ExploreMilestones scores confirm the impact of COVID-19 on Georgia students

This year, the state’s third-largest school system is rolling out a new intensive training program for teachers focused on the science of reading. Gwinnett County’s school system has embraced a similar approach.

Language Essentials for Teachers of Reading and Spelling, or LETRS, is a national program that aims to show teachers how we learn to read, and how to help students develop language skills. More than 800 DeKalb teachers are signed up for the voluntary program.

“It made me reconsider a lot of things that I was already doing in my classroom,” Earle said after the first of many weekend and evening classes.

Credit: Natrice Miller / Natrice.Miller@ajc.com

Credit: Natrice Miller / Natrice.Miller@ajc.com

The district has invested more than $1 million in federal pandemic aid into the effort so far. Teachers who work with kindergarten, first and second grade students will learn about the science of reading and practical ways to implement that knowledge in the classroom. It will add to their toolbox, explained DeKalb’s Chief Academic Officer Stacy Stepney.

“Ultimately, as a district, we have a responsibility to accelerate the growth of our students,” Stepney said. “With this intense two-year professional development, we will do just that.”

The pandemic slowed progress for students who had to navigate distance learning, in addition to all the other changes in their lives. In DeKalb, the percentage of students who were reading on grade level in third grade dropped by 10 points compared to 2019, the last year full data was available. The district is among the lower-performing metro Atlanta school systems.

District officials, including Stepney, have said the 2022 scores shouldn’t be compared to previous years and should instead be considered a new baseline. But they show just how much changed over the pandemic.

When it comes to pandemic recovery, one of the biggest things students need is time, said Mary Guay, a clinical associate professor of education at the University of Georgia.

ExplorePrevious reporting: Scores from national school test reveal pandemic's effect

“The development is still going to occur — we can’t quick-fix it,” she said. “The journey that kids take when they learn is still going to be the same. You can’t give them things a third grader should know when they need earlier parts of the developmental journey.”

The LETRS program has exploded in popularity over the pandemic. Education Week reported that between 2019 and 2022, there was an eight-fold increase in the number of teachers enrolled. Teachers in DeKalb have been asking for this type of professional learning, said principals and district officials.

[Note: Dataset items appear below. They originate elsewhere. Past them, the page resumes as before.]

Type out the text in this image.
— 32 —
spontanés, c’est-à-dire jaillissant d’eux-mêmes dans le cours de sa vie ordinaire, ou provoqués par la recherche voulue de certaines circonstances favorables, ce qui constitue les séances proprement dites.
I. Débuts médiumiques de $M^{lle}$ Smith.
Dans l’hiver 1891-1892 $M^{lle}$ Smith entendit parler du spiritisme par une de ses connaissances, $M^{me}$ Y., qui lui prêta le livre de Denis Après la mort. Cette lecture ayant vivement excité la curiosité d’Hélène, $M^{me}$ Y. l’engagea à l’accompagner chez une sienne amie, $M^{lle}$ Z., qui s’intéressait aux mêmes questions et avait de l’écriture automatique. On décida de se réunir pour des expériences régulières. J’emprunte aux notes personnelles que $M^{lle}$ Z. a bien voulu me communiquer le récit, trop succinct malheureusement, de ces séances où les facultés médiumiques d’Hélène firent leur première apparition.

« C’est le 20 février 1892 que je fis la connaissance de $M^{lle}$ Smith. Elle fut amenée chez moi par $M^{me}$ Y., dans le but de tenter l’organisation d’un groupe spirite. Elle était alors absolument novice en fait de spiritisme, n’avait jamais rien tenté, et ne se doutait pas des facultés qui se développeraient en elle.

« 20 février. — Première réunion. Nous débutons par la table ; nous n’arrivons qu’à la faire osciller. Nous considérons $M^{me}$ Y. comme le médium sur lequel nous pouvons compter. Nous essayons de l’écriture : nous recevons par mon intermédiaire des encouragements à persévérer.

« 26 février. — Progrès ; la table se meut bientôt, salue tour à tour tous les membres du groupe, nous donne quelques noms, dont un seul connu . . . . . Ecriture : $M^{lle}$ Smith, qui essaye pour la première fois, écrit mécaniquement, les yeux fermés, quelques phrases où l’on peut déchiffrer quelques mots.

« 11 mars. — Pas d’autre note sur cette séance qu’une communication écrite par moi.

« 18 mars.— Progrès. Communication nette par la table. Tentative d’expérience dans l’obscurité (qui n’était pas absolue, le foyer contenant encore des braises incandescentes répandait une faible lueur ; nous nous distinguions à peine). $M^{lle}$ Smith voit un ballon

“It was like, yes! An answer to our prayers,” said John Lewis Elementary Principal LaShawn McMillan.

Credit: Natrice Miller / Natrice.Miller@ajc.com

Credit: Natrice Miller / Natrice.Miller@ajc.com

But it’s hard to tell whether the program leads to improved student achievement. Districts and states that have used the program often pair it with other strategies and trainings. Studies about the program note the program helped teachers, but was less clear about the effect on student test scores.

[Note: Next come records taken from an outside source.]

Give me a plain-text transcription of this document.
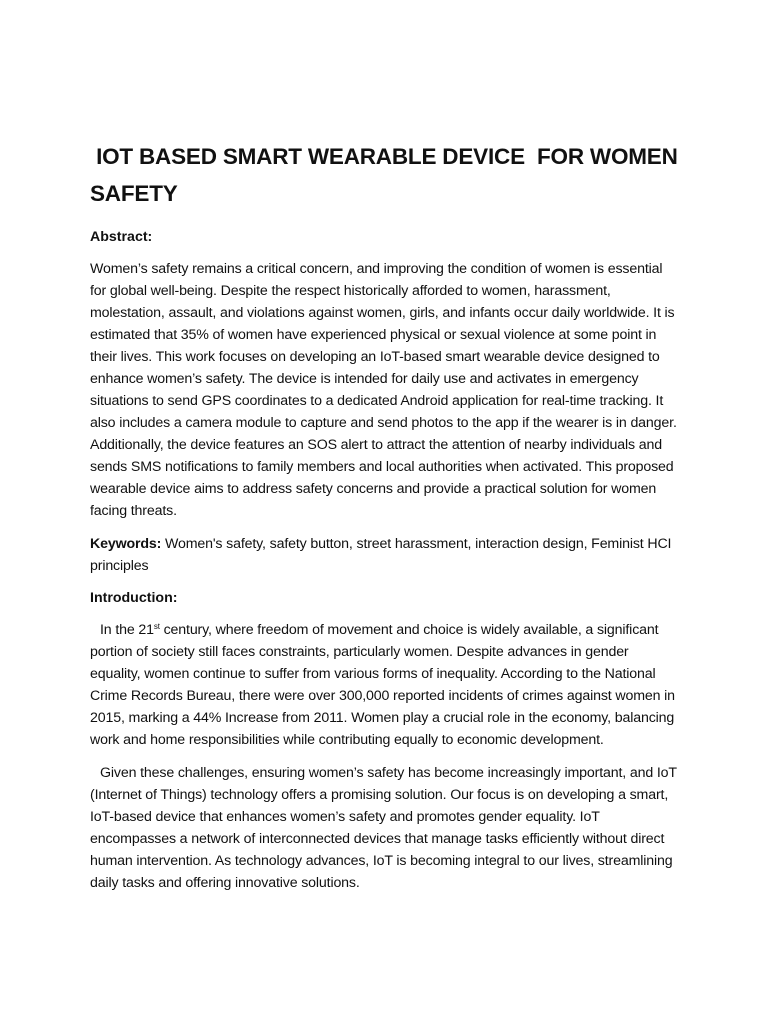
IOT BASED SMART WEARABLE DEVICE  FOR WOMEN SAFETY
Abstract:

Women’s safety remains a critical concern, and improving the condition of women is essential for global well-being. Despite the respect historically afforded to women, harassment, molestation, assault, and violations against women, girls, and infants occur daily worldwide. It is estimated that 35% of women have experienced physical or sexual violence at some point in their lives. This work focuses on developing an IoT-based smart wearable device designed to enhance women’s safety. The device is intended for daily use and activates in emergency situations to send GPS coordinates to a dedicated Android application for real-time tracking. It also includes a camera module to capture and send photos to the app if the wearer is in danger. Additionally, the device features an SOS alert to attract the attention of nearby individuals and sends SMS notifications to family members and local authorities when activated. This proposed wearable device aims to address safety concerns and provide a practical solution for women facing threats.

Keywords: Women's safety, safety button, street harassment, interaction design, Feminist HCI principles

Introduction:

In the 21st century, where freedom of movement and choice is widely available, a significant portion of society still faces constraints, particularly women. Despite advances in gender equality, women continue to suffer from various forms of inequality. According to the National Crime Records Bureau, there were over 300,000 reported incidents of crimes against women in 2015, marking a 44% Increase from 2011. Women play a crucial role in the economy, balancing work and home responsibilities while contributing equally to economic development.

Given these challenges, ensuring women’s safety has become increasingly important, and IoT (Internet of Things) technology offers a promising solution. Our focus is on developing a smart, IoT-based device that enhances women’s safety and promotes gender equality. IoT encompasses a network of interconnected devices that manage tasks efficiently without direct human intervention. As technology advances, IoT is becoming integral to our lives, streamlining daily tasks and offering innovative solutions.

In DeKalb, schools measure student progress throughout the year and use the data to determine where students need help. But some officials have another way of knowing if it’s working: chattering students.

“When kids are talking over each other and the teacher’s like, ‘Calm down, calm down!’” said Lenisera Barnes-Bodison, the district’s executive director of curriculum and instruction. “Good noise — that’s how I know when something is successful.”